Like the guy who appeared at Jason Rivers's Vancouver dermatology clinic asking to have the corkscrew tattoo removed from his penis.
Judging from the growing number of people sporting ever more elaborate tattoos, dermatologist Dr. Rivers and his Ottawa colleague Sharyn Laughlin will likely get busier in the coming years.
"Some people don't realize that what's cool when you're 20 doesn't look so great when you're 75," says Dr. Rivers. "The context of a tattoo in a young person versus somebody who's older is totally different."
A veteran Vancouver tattoo artist, who didn't want to be named, says there's a definite trend towards larger, more complex tattoos covering arms, backs and chests on both men and women. It became almost cliché for young women to tattoo the lower back just above their butt cleavage.
"Personally, I love tattooing that spot and it's a beautiful area," he says. "Then somebody came along and coined the term 'tramp stamp.' Virtually overnight that spot's not popular any more." Instead, he says women are opting to have the side of their ribs done.
Besides pigeonholing the wearer, tramp stamps have another adverse side effect, says Dr. Laughlin. "The problem with those is when those little girls decide to have babies of their own, the anesthetist won't go through their tattoos to give them an epidural," she says.
Age also is not the tattoo's friend. "If a woman gets a butterfly on her breast, there's a good chance in a few decades it's going to be a pterodactyl," the artist says.
Distorted tattoos are a common reason patients show up at Dr. Laughlin's and Dr. Rivers's clinics. Other times it's buyer's remorse, like a teenage girl who came to Dr. Laughlin the day after she and a friend got matching hip tattoos to commemorate their high-school graduation. Luckily the artwork hadn't set and Laughlin was able to use an immune-enhancing cream to fade the tattoo. But the girl's friend opted to cut out the tattoo herself rather than face her parents. More often, though, it's a change of lifestyle that prompts tattoo removal.
"They say they're not the same person they were at the time they put them on," says Dr. Rivers. "I've had people, for example, who've moved up the corporate ladder and they've had tattoos on their shoulders. Now they're literally golfing with the boss and they can't roll up their sleeves."
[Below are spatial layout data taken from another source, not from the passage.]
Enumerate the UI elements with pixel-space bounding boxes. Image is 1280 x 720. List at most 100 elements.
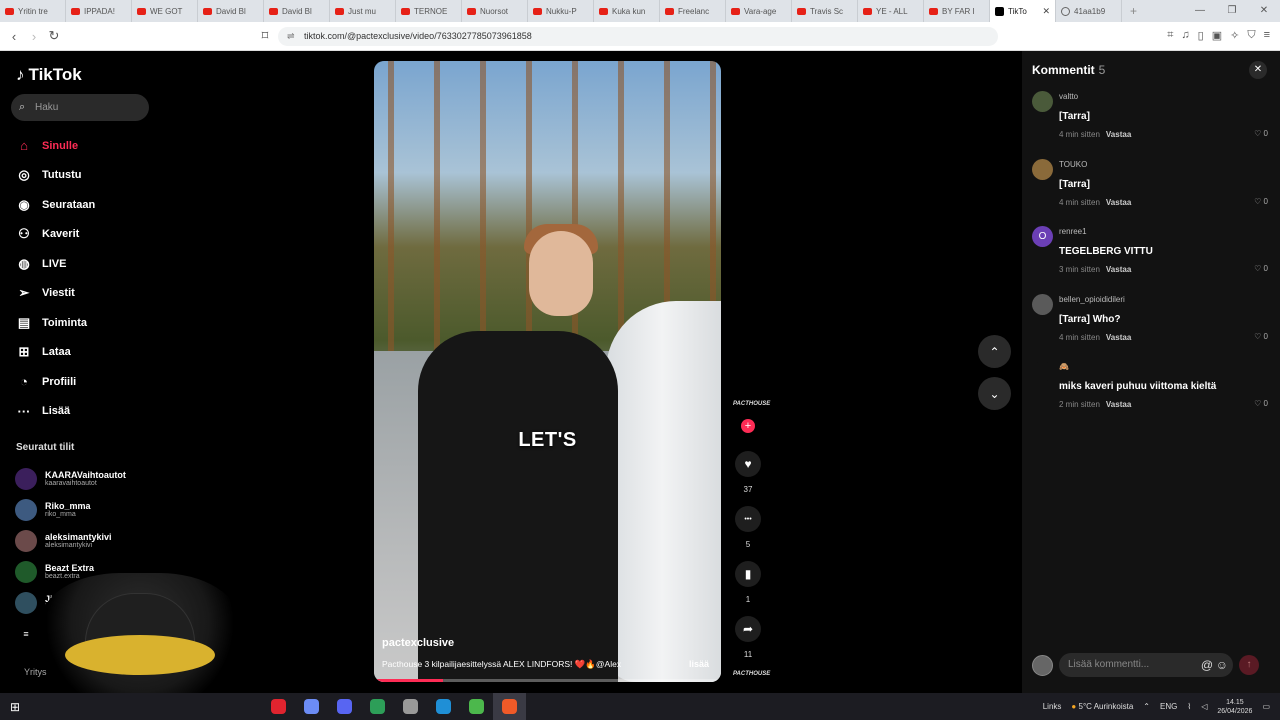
tray-chevron-icon[interactable]: ⌃ bbox=[1143, 702, 1150, 711]
taskbar-app[interactable] bbox=[328, 693, 361, 720]
language-indicator[interactable]: ENG bbox=[1160, 702, 1177, 711]
more-description-button[interactable]: lisää bbox=[689, 659, 709, 669]
search-input[interactable]: ⌕ Haku bbox=[11, 94, 149, 121]
sidebar-icon[interactable]: ▯ bbox=[1198, 29, 1204, 42]
browser-tab[interactable]: YE - ALL bbox=[858, 0, 924, 22]
browser-tab[interactable]: Just mu bbox=[330, 0, 396, 22]
following-item[interactable]: KAARAVaihtoautot kaaravaihtoautot bbox=[15, 463, 126, 494]
sidebar-item-lataa[interactable]: ⊞ Lataa bbox=[15, 338, 95, 368]
sidebar-item-profiili[interactable]: ◔ Profiili bbox=[15, 367, 95, 397]
extension-icon[interactable]: ⌗ bbox=[1167, 29, 1173, 42]
site-info-icon[interactable]: ⇌ bbox=[287, 27, 295, 46]
next-video-button[interactable]: ⌄ bbox=[978, 377, 1011, 410]
comment-username[interactable]: 🙈 bbox=[1059, 362, 1069, 371]
notification-icon[interactable]: ▭ bbox=[1262, 702, 1270, 711]
sidebar-item-live[interactable]: ◍ LIVE bbox=[15, 249, 95, 279]
following-item[interactable]: Riko_mma riko_mma bbox=[15, 494, 126, 525]
bookmark-button[interactable]: ▮ bbox=[735, 561, 761, 587]
browser-tab[interactable]: TikTo ✕ bbox=[990, 0, 1056, 22]
reply-button[interactable]: Vastaa bbox=[1106, 130, 1131, 139]
browser-tab[interactable]: IPPADA! bbox=[66, 0, 132, 22]
browser-tab[interactable]: Vara-age bbox=[726, 0, 792, 22]
vpn-icon[interactable]: ⛉ bbox=[1247, 29, 1255, 42]
weather-widget[interactable]: ● 5°C Aurinkoista bbox=[1071, 702, 1133, 711]
browser-tab[interactable]: Kuka kun bbox=[594, 0, 660, 22]
browser-tab[interactable]: Travis Sc bbox=[792, 0, 858, 22]
share-button[interactable]: ➦ bbox=[735, 616, 761, 642]
back-button[interactable]: ‹ bbox=[4, 29, 24, 44]
sidebar-item-viestit[interactable]: ➢ Viestit bbox=[15, 279, 95, 309]
follow-plus-button[interactable]: + bbox=[741, 419, 755, 433]
sidebar-item-lisää[interactable]: ··· Lisää bbox=[15, 397, 95, 427]
avatar[interactable] bbox=[1032, 293, 1053, 315]
comment-like-button[interactable]: ♡ 0 bbox=[1254, 332, 1268, 341]
reply-button[interactable]: Vastaa bbox=[1106, 265, 1131, 274]
mention-icon[interactable]: @ bbox=[1201, 653, 1213, 677]
comment-like-button[interactable]: ♡ 0 bbox=[1254, 264, 1268, 273]
comment-like-button[interactable]: ♡ 0 bbox=[1254, 129, 1268, 138]
tiktok-logo[interactable]: ♪ TikTok bbox=[16, 65, 82, 85]
send-comment-button[interactable]: ↑ bbox=[1239, 655, 1259, 675]
reply-button[interactable]: Vastaa bbox=[1106, 333, 1131, 342]
minimize-button[interactable]: — bbox=[1184, 0, 1216, 22]
taskbar-app[interactable] bbox=[262, 693, 295, 720]
browser-tab[interactable]: David Bl bbox=[264, 0, 330, 22]
browser-tab[interactable]: Nuorsot bbox=[462, 0, 528, 22]
start-button[interactable]: ⊞ bbox=[0, 693, 30, 720]
previous-video-button[interactable]: ⌃ bbox=[978, 335, 1011, 368]
sound-disc-icon[interactable]: PACTHOUSE bbox=[733, 671, 770, 685]
following-item[interactable]: aleksimantykivi aleksimantykivi bbox=[15, 525, 126, 556]
reply-button[interactable]: Vastaa bbox=[1106, 198, 1131, 207]
taskbar-app[interactable] bbox=[361, 693, 394, 720]
taskbar-app[interactable] bbox=[394, 693, 427, 720]
comment-button[interactable]: ••• bbox=[735, 506, 761, 532]
network-icon[interactable]: ⌇ bbox=[1187, 702, 1191, 711]
video-progress-bar[interactable] bbox=[374, 679, 721, 682]
comment-username[interactable]: bellen_opioididileri bbox=[1059, 295, 1125, 304]
comment-username[interactable]: TOUKO bbox=[1059, 160, 1087, 169]
taskbar-app[interactable] bbox=[460, 693, 493, 720]
browser-tab[interactable]: 41aa1b9 bbox=[1056, 0, 1122, 22]
comment-username[interactable]: renree1 bbox=[1059, 227, 1087, 236]
bookmark-page-icon[interactable]: ⌑ bbox=[255, 28, 275, 44]
sidebar-item-sinulle[interactable]: ⌂ Sinulle bbox=[15, 131, 95, 161]
avatar[interactable]: O bbox=[1032, 226, 1053, 247]
taskbar-app[interactable] bbox=[295, 693, 328, 720]
creator-avatar[interactable]: PACTHOUSE bbox=[733, 401, 770, 415]
close-comments-button[interactable]: ✕ bbox=[1249, 61, 1267, 79]
wallet-icon[interactable]: ▣ bbox=[1212, 29, 1222, 42]
forward-button[interactable]: › bbox=[24, 29, 44, 44]
video-player[interactable]: LET'S pactexclusive Pacthouse 3 kilpaili… bbox=[374, 61, 721, 682]
comment-like-button[interactable]: ♡ 0 bbox=[1254, 197, 1268, 206]
links-toolbar[interactable]: Links bbox=[1043, 702, 1062, 711]
browser-tab[interactable]: Yritin tre bbox=[0, 0, 66, 22]
browser-tab[interactable]: WE GOT bbox=[132, 0, 198, 22]
video-username[interactable]: pactexclusive bbox=[382, 637, 454, 649]
sidebar-item-seurataan[interactable]: ◉ Seurataan bbox=[15, 190, 95, 220]
menu-icon[interactable]: ≡ bbox=[1264, 29, 1270, 42]
reload-button[interactable]: ↻ bbox=[44, 28, 64, 44]
ai-icon[interactable]: ✧ bbox=[1230, 29, 1239, 42]
avatar[interactable] bbox=[1032, 91, 1053, 112]
like-button[interactable]: ♥ bbox=[735, 451, 761, 477]
comment-input[interactable]: Lisää kommentti... @ ☺ bbox=[1059, 653, 1233, 677]
sidebar-item-tutustu[interactable]: ◎ Tutustu bbox=[15, 161, 95, 191]
close-tab-icon[interactable]: ✕ bbox=[1042, 6, 1050, 17]
close-window-button[interactable]: ✕ bbox=[1248, 0, 1280, 22]
avatar[interactable] bbox=[1032, 158, 1053, 180]
emoji-icon[interactable]: ☺ bbox=[1216, 653, 1228, 677]
comment-username[interactable]: valtto bbox=[1059, 92, 1078, 101]
volume-icon[interactable]: ◁ bbox=[1201, 702, 1207, 711]
footer-link[interactable]: Yritys bbox=[24, 667, 47, 677]
maximize-button[interactable]: ❐ bbox=[1216, 0, 1248, 22]
clock[interactable]: 14.15 26/04/2026 bbox=[1217, 698, 1252, 716]
reply-button[interactable]: Vastaa bbox=[1106, 400, 1131, 409]
avatar[interactable] bbox=[1032, 361, 1053, 382]
sidebar-item-toiminta[interactable]: ▤ Toiminta bbox=[15, 308, 95, 338]
taskbar-app[interactable] bbox=[427, 693, 460, 720]
music-icon[interactable]: ♫ bbox=[1181, 29, 1189, 42]
taskbar-app[interactable] bbox=[493, 693, 526, 720]
browser-tab[interactable]: Nukku-P bbox=[528, 0, 594, 22]
browser-tab[interactable]: Freelanc bbox=[660, 0, 726, 22]
sidebar-item-kaverit[interactable]: ⚇ Kaverit bbox=[15, 220, 95, 250]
Until the 1980s, getting a tattoo was a lifetime commitment. The only sure way to erase it was painful dermabrasion - essentially sanding it off - or surgically cutting the tattooed skin away. The advent of tattoo laser removal in the last three decades has made it seem easier to reverse a regretted tattoo. Pulsed Q-switched lasers blast the larger ink molecules apart so the immune system can get rid of them, says Dr. Laughlin, who sees an average of 300 patients a year for tattoo removal.
"By smashing the ink up in tiny little fragments the body can deal with them and get them to go," she says. "Now they'll go to the lymph nodes and stay there forever but it doesn't scar."
But people still seem unaware it's a time-consuming, costly and somewhat painful process that doesn't guarantee success, says Melanie Grossman, a New York dermatologist who pioneered the technique.
"What they don't understand is it's not always that simple," says Dr. Grossman. "Sometimes it's more difficult to remove them and sometimes they don't come off at all."